Wie können 30 kleine Nervenzellen Schmerzen lindern?

Bereits seit Jahren geht man von der Annahme aus, dass kleine Untergruppen von Neuronen mit ganz speziellen Aufgaben im Oxytocin-produzierenden Zentrum vorhanden sind, ohne dass diese jedoch bisher entschlüsselt worden sind. Inzwischen hat ein internationales Forscherteam unter der gemeinsamen Koordination von Alexandre Charlet in Frankreich, tätig am Institut des neurosciences cellulaires et intégratives (CNRS/Universität Straßburg) und Valery Grinevich in Deutschland ein Schmerz-Kontrollzentrum entdeckt, in dem rund 30 Nervenzellen sitzen, die für die Oxytocin-Produktion zuständig sind und dafür sorgen, dass es zur Schmerzlinderung ins Blut und Rückenmark gelangt. Auf diese Weise konnte der Mechanismus dieses Moleküls untersucht werden, wonach bei akuten Schmerzen oder Entzündungen das Neuropeptid ausgeschüttet wird. Die Studie wurde in der Fachzeitschrift Neuron veröffentlicht.

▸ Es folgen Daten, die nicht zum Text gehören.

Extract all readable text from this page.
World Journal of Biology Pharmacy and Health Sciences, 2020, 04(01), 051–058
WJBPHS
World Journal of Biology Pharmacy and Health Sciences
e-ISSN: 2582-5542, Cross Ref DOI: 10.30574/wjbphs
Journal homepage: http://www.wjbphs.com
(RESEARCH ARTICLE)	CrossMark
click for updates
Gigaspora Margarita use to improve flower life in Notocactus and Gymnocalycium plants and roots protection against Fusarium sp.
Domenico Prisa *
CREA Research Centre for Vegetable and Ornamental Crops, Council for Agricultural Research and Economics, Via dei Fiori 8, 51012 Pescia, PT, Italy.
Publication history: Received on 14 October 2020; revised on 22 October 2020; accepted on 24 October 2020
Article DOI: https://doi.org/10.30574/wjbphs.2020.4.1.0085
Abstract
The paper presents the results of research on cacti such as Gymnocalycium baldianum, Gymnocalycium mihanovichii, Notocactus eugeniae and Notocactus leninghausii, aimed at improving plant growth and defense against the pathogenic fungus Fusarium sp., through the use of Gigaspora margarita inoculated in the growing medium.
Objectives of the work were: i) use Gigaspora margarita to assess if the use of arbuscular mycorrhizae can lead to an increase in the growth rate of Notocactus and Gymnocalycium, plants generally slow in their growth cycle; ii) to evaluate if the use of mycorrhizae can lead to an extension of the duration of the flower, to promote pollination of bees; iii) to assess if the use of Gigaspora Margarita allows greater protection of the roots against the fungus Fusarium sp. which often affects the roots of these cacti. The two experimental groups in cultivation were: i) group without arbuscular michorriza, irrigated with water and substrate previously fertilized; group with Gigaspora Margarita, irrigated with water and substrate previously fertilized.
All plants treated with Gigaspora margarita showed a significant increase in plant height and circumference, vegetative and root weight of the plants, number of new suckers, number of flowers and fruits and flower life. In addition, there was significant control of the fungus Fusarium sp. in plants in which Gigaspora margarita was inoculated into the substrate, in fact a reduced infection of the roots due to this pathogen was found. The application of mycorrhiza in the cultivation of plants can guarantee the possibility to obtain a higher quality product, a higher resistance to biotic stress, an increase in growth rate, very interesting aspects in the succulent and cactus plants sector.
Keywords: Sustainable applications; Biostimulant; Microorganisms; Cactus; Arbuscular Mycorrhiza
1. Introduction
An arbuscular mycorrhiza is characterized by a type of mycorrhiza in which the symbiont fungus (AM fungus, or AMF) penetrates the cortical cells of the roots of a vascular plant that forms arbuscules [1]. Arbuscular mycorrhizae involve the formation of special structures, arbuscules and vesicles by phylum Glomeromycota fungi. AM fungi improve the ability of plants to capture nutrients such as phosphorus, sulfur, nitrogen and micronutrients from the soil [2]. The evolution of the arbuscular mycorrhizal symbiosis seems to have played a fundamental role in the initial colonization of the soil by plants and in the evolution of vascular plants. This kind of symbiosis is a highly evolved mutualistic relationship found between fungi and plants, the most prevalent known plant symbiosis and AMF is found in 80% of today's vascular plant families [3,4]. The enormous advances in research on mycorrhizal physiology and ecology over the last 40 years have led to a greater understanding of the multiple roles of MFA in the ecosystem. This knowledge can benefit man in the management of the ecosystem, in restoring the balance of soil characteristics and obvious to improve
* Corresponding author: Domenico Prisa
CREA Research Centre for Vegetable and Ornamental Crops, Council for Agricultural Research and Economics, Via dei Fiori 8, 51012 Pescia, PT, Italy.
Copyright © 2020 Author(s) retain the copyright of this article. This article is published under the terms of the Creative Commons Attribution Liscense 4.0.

Um die Interaktion zwischen dem Oxytocin-produzierenden Zentrum und den verschiedenen Zielorten besser zu verstehen, wollten die Neurobiologen diese verorten. Hierzu haben sie zunächst an einer Ratte die Neuroanatomie des Oxytocin-produzierenden Zentrums (die der des Menschen sehr ähnlich ist) untersucht. Die Wissenschaftler konnten so feststellen, dass im paraventrikulären Nukleus etwa 30 kleinzellige Oxytocin-Neuronen auf der einen Seite mit großzelligen Oxytocin-Neuronen aus einer anderen Region des Hypothalamus verknüpft sind und auf der anderen Seiten mit langen Ausläufern bis in tiefe Schichten des Rückenmarks reichen. Welcher Mechanismus wird nun bei akutem Schmerz (Verbrennung, Stechen, Schnitt, etc.) ausgelöst?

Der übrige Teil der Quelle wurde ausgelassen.